Deviation Correction Path Planning Method of Full-Width Horizontal Axis Roadheader Based on Improved Particle Swarm Optimization Algorithm

Aiming at the problem of optimal path planning for deviation correction of full-width horizontal axis roadheader in the confined roadway of the coal mine, a deviation correction path planning method of full-width horizontal axis roadheader based on improved particle swarm optimization (I-PSO) algorithm is proposed. First, according to the driving characteristics of roadheader and deviation correction strategy, the mathematical model of full-width horizontal axis roadheader is established, and the constraints based on pose analysis are determined. Then, taking the shortest total distance from the initial position to the terminal position of roadheader as the objective function of path planning, an optimization model of deviation correction path planning is established.

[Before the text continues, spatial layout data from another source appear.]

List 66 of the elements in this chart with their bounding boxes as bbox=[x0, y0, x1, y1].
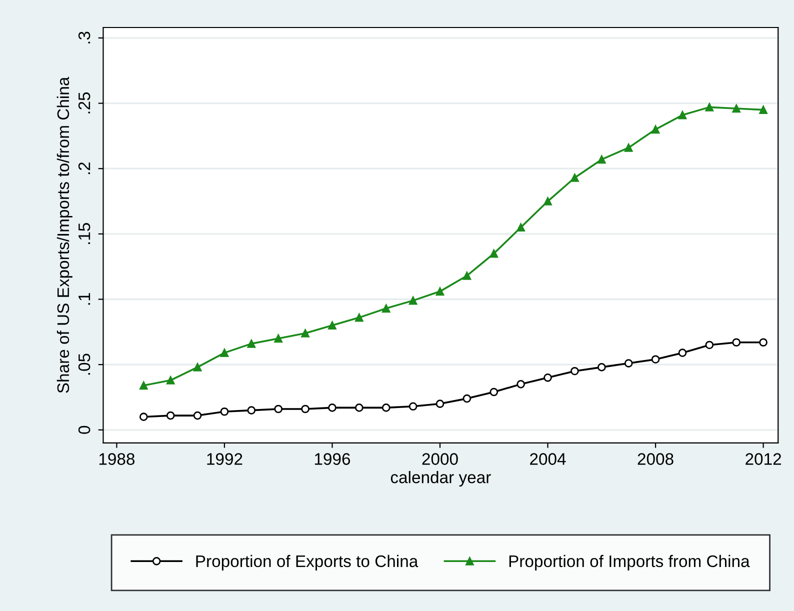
point bbox=[220, 348, 229, 357]
x-tick-label: 2004 bbox=[530, 453, 566, 465]
point bbox=[408, 402, 418, 411]
point bbox=[570, 174, 579, 182]
point bbox=[490, 388, 498, 396]
point bbox=[355, 313, 364, 322]
y-tick-label: .25 bbox=[78, 92, 90, 114]
x-tick-label: 2012 bbox=[746, 453, 782, 465]
y-tick-label: .3 bbox=[78, 32, 90, 44]
point bbox=[597, 155, 606, 164]
point bbox=[382, 404, 390, 412]
point bbox=[247, 340, 256, 348]
point bbox=[759, 338, 768, 347]
point bbox=[624, 359, 633, 368]
point bbox=[328, 321, 336, 330]
x-axis-title: calendar year bbox=[390, 471, 491, 487]
point bbox=[382, 304, 390, 313]
y-tick-label: 0 bbox=[78, 426, 90, 434]
point bbox=[139, 381, 148, 390]
point bbox=[705, 340, 714, 350]
point bbox=[166, 376, 175, 384]
point bbox=[759, 106, 768, 114]
point bbox=[462, 272, 472, 280]
point bbox=[274, 404, 283, 414]
legend-label: Proportion of Imports from China bbox=[509, 554, 750, 570]
point bbox=[436, 400, 444, 408]
point bbox=[436, 287, 444, 296]
point bbox=[355, 404, 364, 412]
x-tick-label: 2000 bbox=[422, 453, 458, 465]
point bbox=[516, 380, 525, 388]
point bbox=[220, 407, 229, 416]
point bbox=[247, 406, 256, 414]
point bbox=[678, 110, 687, 120]
point bbox=[678, 348, 687, 357]
x-tick-label: 1996 bbox=[314, 453, 350, 465]
point bbox=[570, 366, 579, 376]
y-axis-title: Share of US Exports/Imports to/from China bbox=[56, 76, 72, 393]
point bbox=[274, 334, 283, 343]
point bbox=[462, 394, 472, 403]
point bbox=[651, 125, 660, 134]
point bbox=[732, 104, 741, 113]
y-tick-label: .2 bbox=[78, 162, 90, 174]
point bbox=[166, 411, 175, 420]
point bbox=[139, 412, 148, 422]
point bbox=[193, 363, 202, 372]
point bbox=[328, 404, 336, 412]
point bbox=[408, 296, 418, 305]
point bbox=[705, 103, 714, 112]
point bbox=[544, 373, 552, 382]
point bbox=[624, 144, 633, 152]
x-tick-label: 2008 bbox=[638, 453, 674, 465]
point bbox=[544, 197, 552, 206]
legend-label: Proportion of Exports to China bbox=[196, 554, 418, 570]
y-tick-label: .1 bbox=[78, 293, 90, 305]
point bbox=[301, 404, 310, 414]
point bbox=[490, 249, 498, 258]
x-tick-label: 1988 bbox=[99, 453, 135, 465]
point bbox=[651, 355, 660, 364]
point bbox=[597, 363, 606, 372]
point bbox=[193, 411, 202, 420]
point bbox=[301, 329, 310, 338]
point bbox=[732, 338, 741, 347]
x-tick-label: 1992 bbox=[207, 453, 242, 465]
point bbox=[516, 223, 525, 232]
y-tick-label: .05 bbox=[78, 354, 90, 375]
y-tick-label: .15 bbox=[78, 223, 90, 244]
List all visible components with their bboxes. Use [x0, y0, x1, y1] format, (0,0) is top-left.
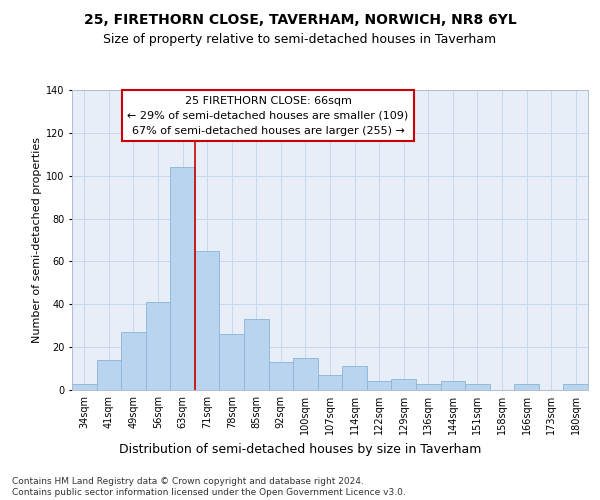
Bar: [563, 384, 588, 390]
Bar: [391, 380, 416, 390]
Text: 25 FIRETHORN CLOSE: 66sqm
← 29% of semi-detached houses are smaller (109)
67% of: 25 FIRETHORN CLOSE: 66sqm ← 29% of semi-…: [127, 96, 409, 136]
Bar: [514, 384, 539, 390]
Text: 25, FIRETHORN CLOSE, TAVERHAM, NORWICH, NR8 6YL: 25, FIRETHORN CLOSE, TAVERHAM, NORWICH, …: [83, 12, 517, 26]
Y-axis label: Number of semi-detached properties: Number of semi-detached properties: [32, 137, 41, 343]
Bar: [220, 334, 244, 390]
Bar: [293, 358, 318, 390]
Bar: [342, 366, 367, 390]
Bar: [318, 375, 342, 390]
Bar: [121, 332, 146, 390]
Text: Size of property relative to semi-detached houses in Taverham: Size of property relative to semi-detach…: [103, 32, 497, 46]
Text: Distribution of semi-detached houses by size in Taverham: Distribution of semi-detached houses by …: [119, 442, 481, 456]
Bar: [146, 302, 170, 390]
Bar: [244, 320, 269, 390]
Bar: [97, 360, 121, 390]
Bar: [72, 384, 97, 390]
Text: Contains HM Land Registry data © Crown copyright and database right 2024.
Contai: Contains HM Land Registry data © Crown c…: [12, 478, 406, 497]
Bar: [269, 362, 293, 390]
Bar: [416, 384, 440, 390]
Bar: [367, 382, 391, 390]
Bar: [440, 382, 465, 390]
Bar: [195, 250, 220, 390]
Bar: [170, 167, 195, 390]
Bar: [465, 384, 490, 390]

Finally, the I-PSO algorithm is proposed to quickly and accurately solve the deviation correction path model, in order to plan a safe and shorter distance path of full-width horizontal axis roadheader. In the I-PSO algorithm, the fitness difference of particles is used to dynamically adjust the inertia weight parameters to optimize the exploration of the whole or part of activity space, and the learning factor is adjusted to speed up particle convergence and optimization of particles, and a random factor is introduced to update the position of particles to avoid local traps as much as possible. The performance test of the I-PSO algorithm shows that the I-PSO algorithm is superior to other algorithms. The EJM340/4-2 full-width horizontal axis roadheader is used as the simulation object to verify the effectiveness of the I-PSO algorithm in the deviation correction path planning of roadheader. The simulation results show that the I-PSO algorithm proposed can quickly and accurately plan a safe and shorter distance path than the WPSO algorithm and CPSO algorithm and has better convergence and stability. It has laid a good foundation for the intelligent navigation of full-width horizontal axis roadheader in coal mine.